By Hervé St.Louis
April 9, 2006 - 22:10
Cover of Issue #1
Can you tell me about your background?
I was born and raised in Michigan.
What is Mouse Guard about?
It’s about a group called the Mouse Guard who protect the mice in the open country of the mouse territories. They act as guides and escorts to provide safe passage for travelers and shipments of goods.
Tell me about the characters. Which is your favourite?
The main characters are Kenzie, Lieam, and Saxon. Kenzie is the thinker, he’s the plan maker with the level head. Lieam is a newer Guard member and has a lot of enthusiasm. Lieam, although a bit green, is still very adept with the skills it takes to be a Guard. Saxon is a hothead. He acts quickly and answers most questions with his sword. I have a soft spot for Saxon.
What influenced the visual style of Mouse Guard?
When it comes to story telling, I’m a big fan of Mike Mignola and Frank Miller. Although Mouse Guard doesn’t look like either of their work. My ink work is something that comes from my printmaking background, something you don’t associate with comics, but after seeing some folks like Rick Geary and Gary Gianni doing comics in styles with line quality different than traditional comics, I knew I could incorporate it as well.
I’m happy with the translation to comics. Comics are an interesting medium that can’t be replicated in movies or books, it’s an unusual blend.
Were they any storytelling problems with a painterly style?
I originally did the book in black and white. So I’m still doing all my ink work the same way. The colors are all digital. It does become a bit hard to do a level of action or movement with they style, but I’m developing new tricks as I go to get the message of the panels across.
How is your artistic techniques to rendering Mouse Guard?
I do a great deal of my sketching on scrap paper, then resize my drawings and use a light box to transfer them to the final Bristol. That way my pencils are as clean as possible before I start the inks.
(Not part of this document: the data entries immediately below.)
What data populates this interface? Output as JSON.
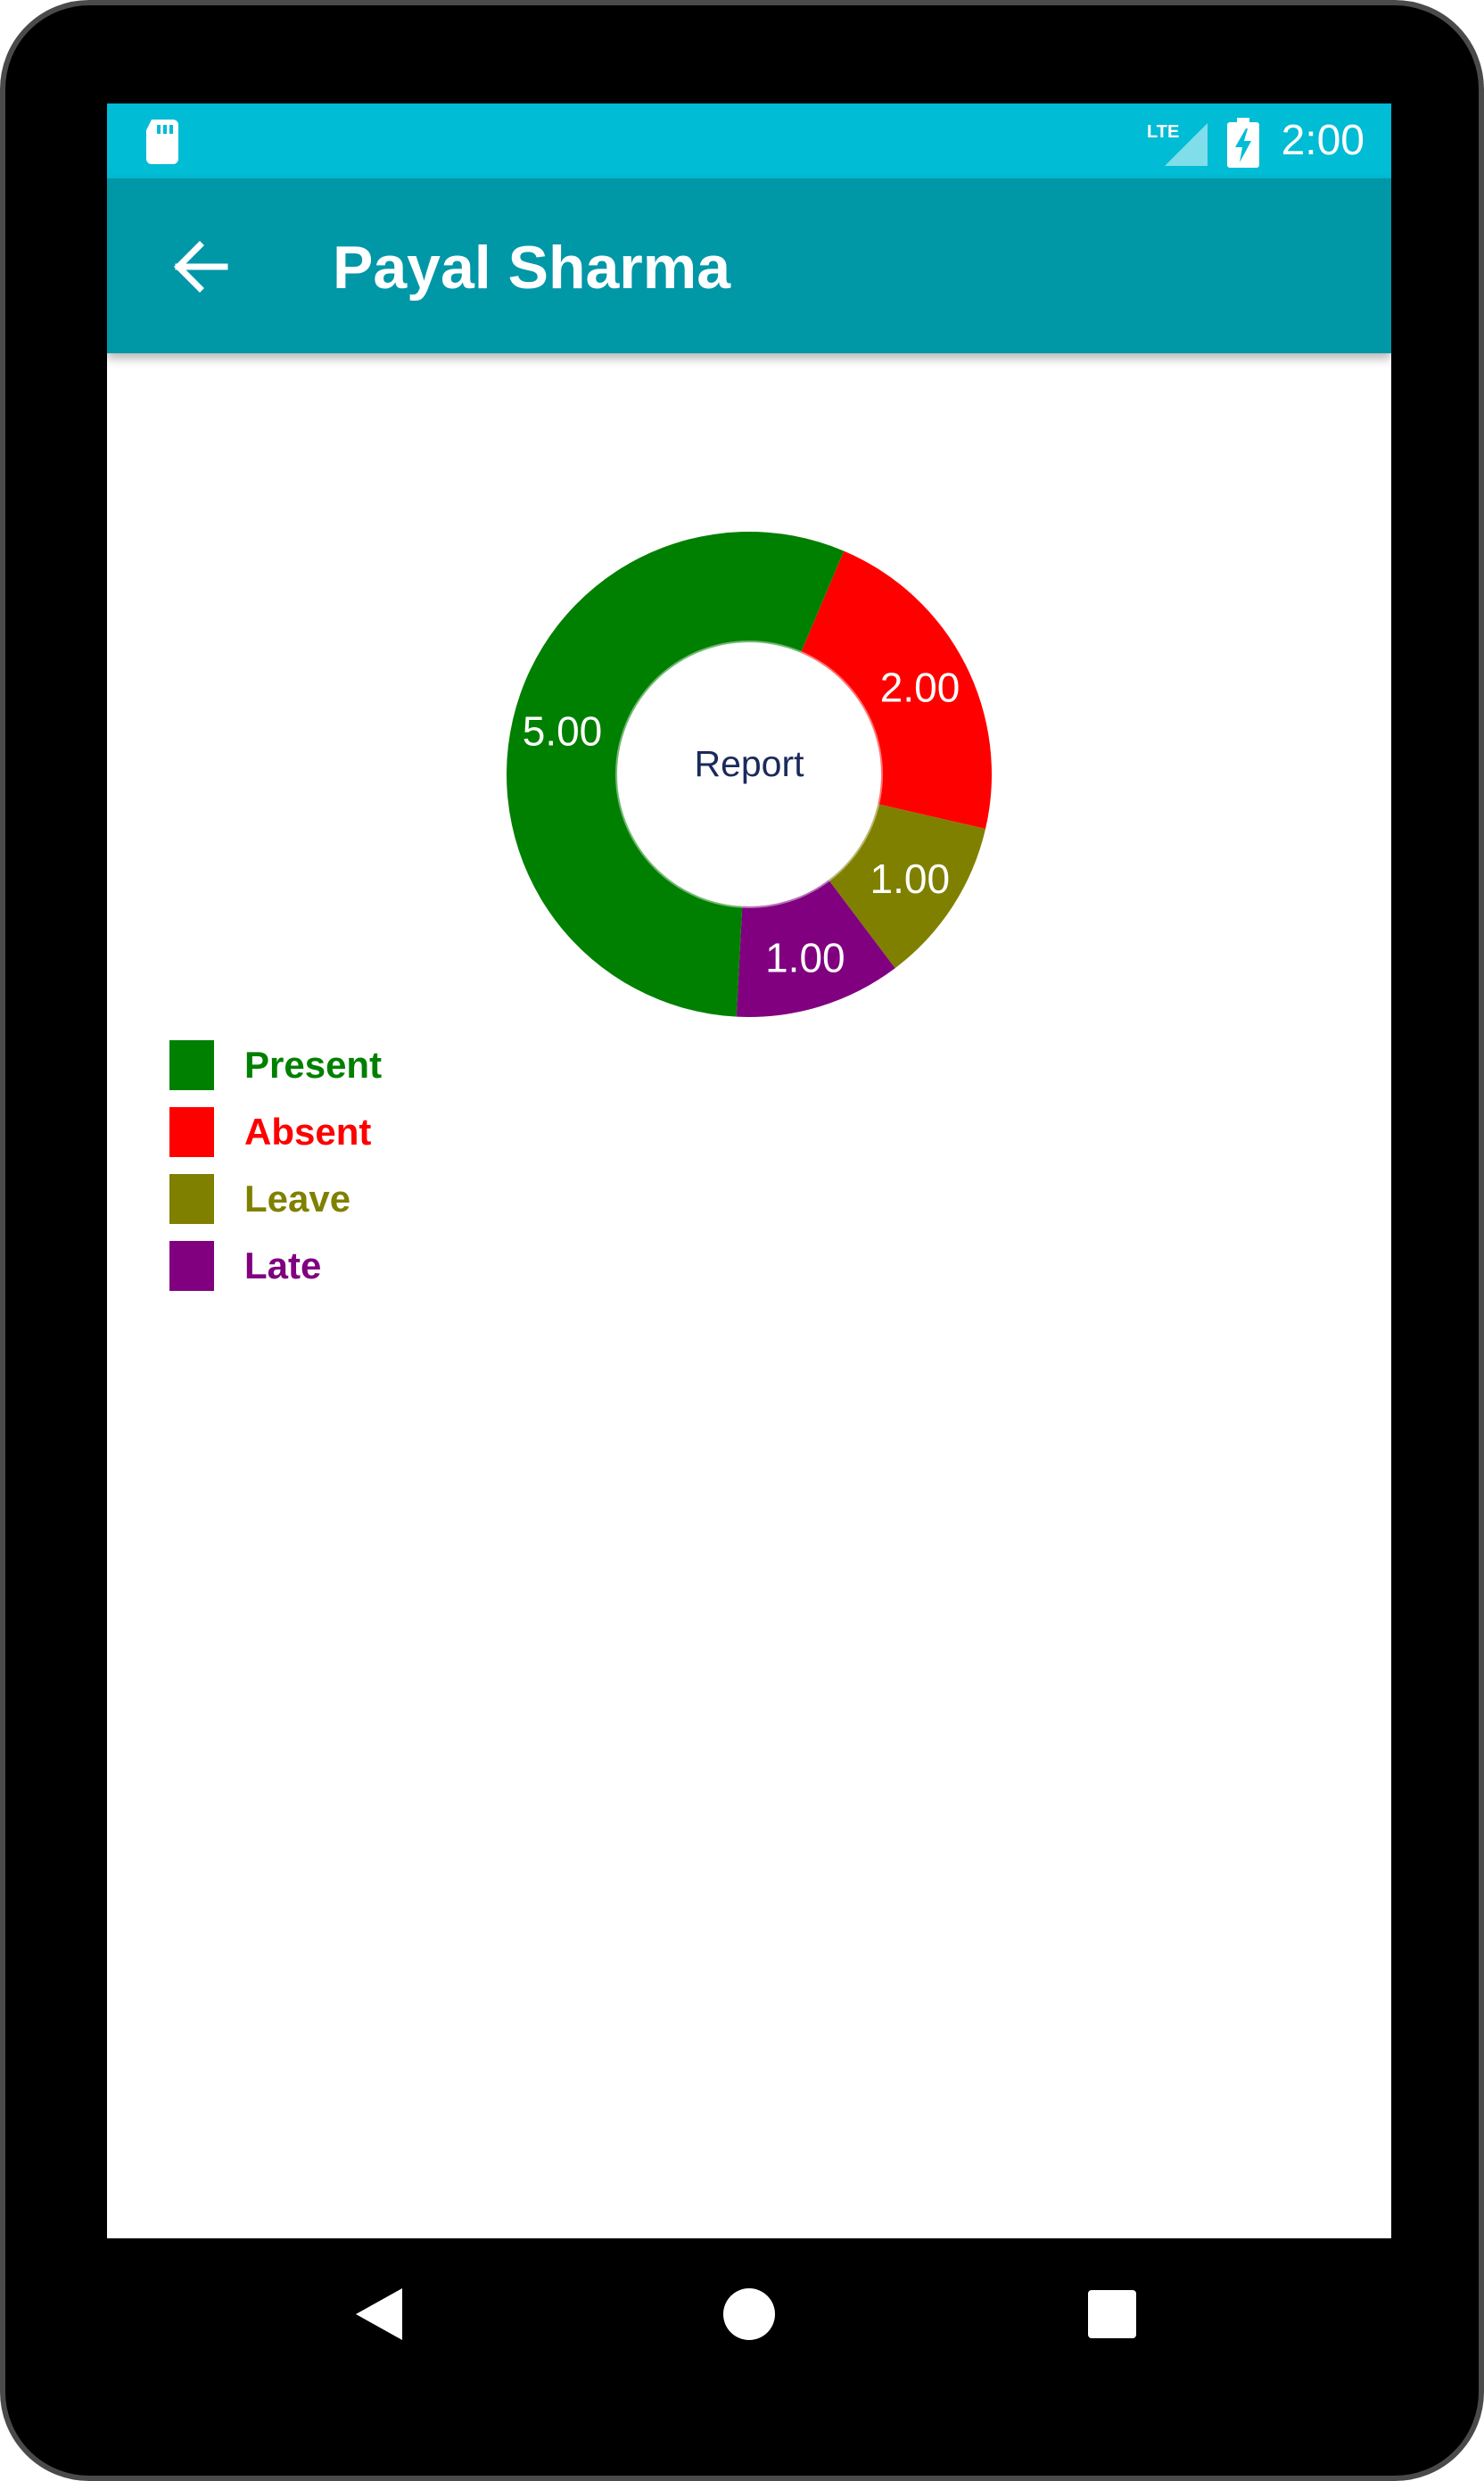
{
  "status_bar": {
    "time": "2:00",
    "network_label": "LTE",
    "icons": [
      "sd-card-icon",
      "lte-signal-icon",
      "battery-charging-icon"
    ],
    "background_color": "#00BCD4"
  },
  "app_bar": {
    "title": "Payal Sharma",
    "back_icon": "arrow-back-icon",
    "background_color": "#0097A7"
  },
  "chart_data": {
    "type": "pie",
    "variant": "donut",
    "center_text": "Report",
    "categories": [
      "Present",
      "Absent",
      "Leave",
      "Late"
    ],
    "values": [
      5,
      2,
      1,
      1
    ],
    "value_labels": [
      "5.00",
      "2.00",
      "1.00",
      "1.00"
    ],
    "colors": [
      "#008000",
      "#FF0000",
      "#808000",
      "#800080"
    ],
    "legend_position": "bottom-left"
  },
  "legend": [
    {
      "label": "Present",
      "color": "#008000"
    },
    {
      "label": "Absent",
      "color": "#FF0000"
    },
    {
      "label": "Leave",
      "color": "#808000"
    },
    {
      "label": "Late",
      "color": "#800080"
    }
  ],
  "nav_bar": {
    "buttons": [
      "back-triangle-icon",
      "home-circle-icon",
      "recents-square-icon"
    ]
  }
}
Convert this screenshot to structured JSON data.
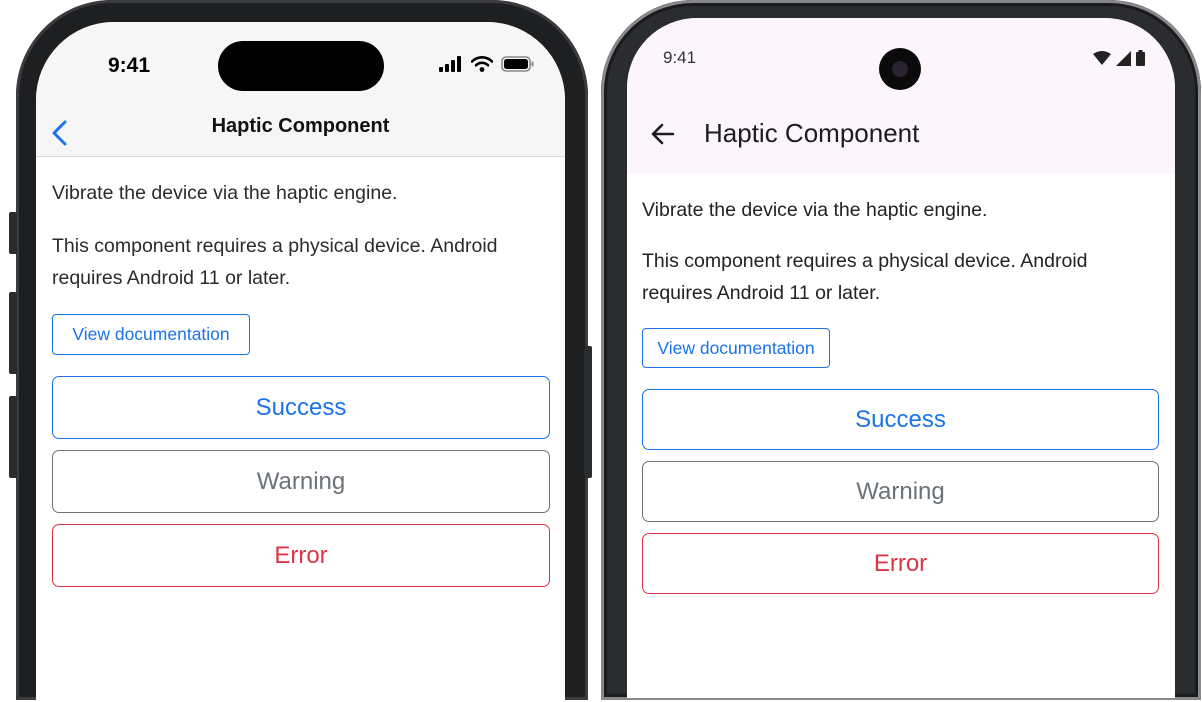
{
  "ios": {
    "status": {
      "time": "9:41",
      "signal_icon": "cellular-signal-icon",
      "wifi_icon": "wifi-icon",
      "battery_icon": "battery-icon"
    },
    "nav": {
      "back_icon": "chevron-left-icon",
      "title": "Haptic Component"
    },
    "content": {
      "description": "Vibrate the device via the haptic engine.",
      "requirement": "This component requires a physical device. Android requires Android 11 or later.",
      "doc_button": "View documentation",
      "buttons": [
        "Success",
        "Warning",
        "Error"
      ]
    }
  },
  "android": {
    "status": {
      "time": "9:41",
      "wifi_icon": "wifi-icon",
      "signal_icon": "cellular-signal-icon",
      "battery_icon": "battery-icon"
    },
    "nav": {
      "back_icon": "arrow-left-icon",
      "title": "Haptic Component"
    },
    "content": {
      "description": "Vibrate the device via the haptic engine.",
      "requirement": "This component requires a physical device. Android requires Android 11 or later.",
      "doc_button": "View documentation",
      "buttons": [
        "Success",
        "Warning",
        "Error"
      ]
    }
  },
  "colors": {
    "primary": "#1a73e8",
    "warning": "#6b7278",
    "error": "#dc3545",
    "android_topbar": "#fdf5fc"
  }
}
I use a variety of textures and stippling and hatching to make the inks interesting.
Why write a story about mice?
I think telling stories with animals can emphasize the characteristics of the characters and their situation better than any amount of character development with human characters could. For instance, it would be hard to make a human character as toad-ish as the character Toad from Wind in the Willows. There is an instant personality formed that is only further enhanced by the fact that he IS a toad. I really wanted a story where the struggle for survival is intrinsic
Were you influenced by some well known mouse tales such as Maus or Fievel?
I am a big fan of Spiegelman’s Maus and remember seeing American Tail when I was a kid, but Mouse Guard isn’t really related to those in many ways.
I have caught a few episodes of the Redwall series on PBS and remember seeing American Tail and The Secret of Nimh.
Who is the audience for this series?
Anyone who is interested in classic storytelling in a fantasy setting. I have heard from parents of young children and retirees who like the book. I try and make sure it’s themes are relatable to children but don’t want to make the dialogue too elementary. So some of the reading may be tough for kids who are young, but I think that’s the perfect time for a parent to read to a kid or for a kid to go to their parent and ask for help with the ‘big’ words.
Do you think that series like Bone have opened up the market for different series like yours?
I think Bone is a stellar example of how books with non-traditional themes for comics can spring out of the small press and work their way into popularity. Comics had more diverse offerings once: love stories, war stories, westerns, sci-fi, horror, fantasy and superhero. Superheroes have dominated for quite a while, but books like bone show that there still can be a major market and audience for other types of stories.
How much did you have to convince people to trust Mouse Guard?
I thought it would be tougher than it has been. Most people have been pretty accepting of a book about mice with swords. I self published the first issue in black and white. It sold fairly well at local conventions and I was advised to show it to publishers. Mark Smylie at Archaia was very happy to publish it on as a mini series.
Where is the epic behind Mouse Guard going?
The plan with this first min series is to tell the reader who the guard are, what they do, what they don’t do and how they live. Future series will have more character development, exposure to more of the world, threats, environments and history.
I’m on a bi-monthly schedule. I do all the writing, the covers, the inks and colors, so it takes me longer than other artists.
Have you been looking at collected editions instead or monthly floppies?
The mini series will be collected, but future books will be published as individual issues and then collected. I’m a big fan of the idea of that break in the story, like the old movie serials.
How has the reception to Mouse Guard being so far?
It has been really great. We got a lot of good feedback from readers as well as retailers.
Were you surprised?
Yes! I knew I had a book I was proud of, but had no idea it would strike such a chord with readers. There have been many reviewers that have been kind to me and the book, and that always helps.
Now that the book seems to be sold out, what are the republishing plans?
A second printing of issue #1 should be in stores April 12th
When the first series is collected that will allow it to get into other markets: book stores, libraries, and schools.
Can you give me a pitch on why the reader reading this interview should give Mouse Guard a chance and try it out?
I would say that if the person is interested in a fun read with classic sword fights, danger, with artwork different from most of what’s on the comic shelves, they should give Mouse Guard a try.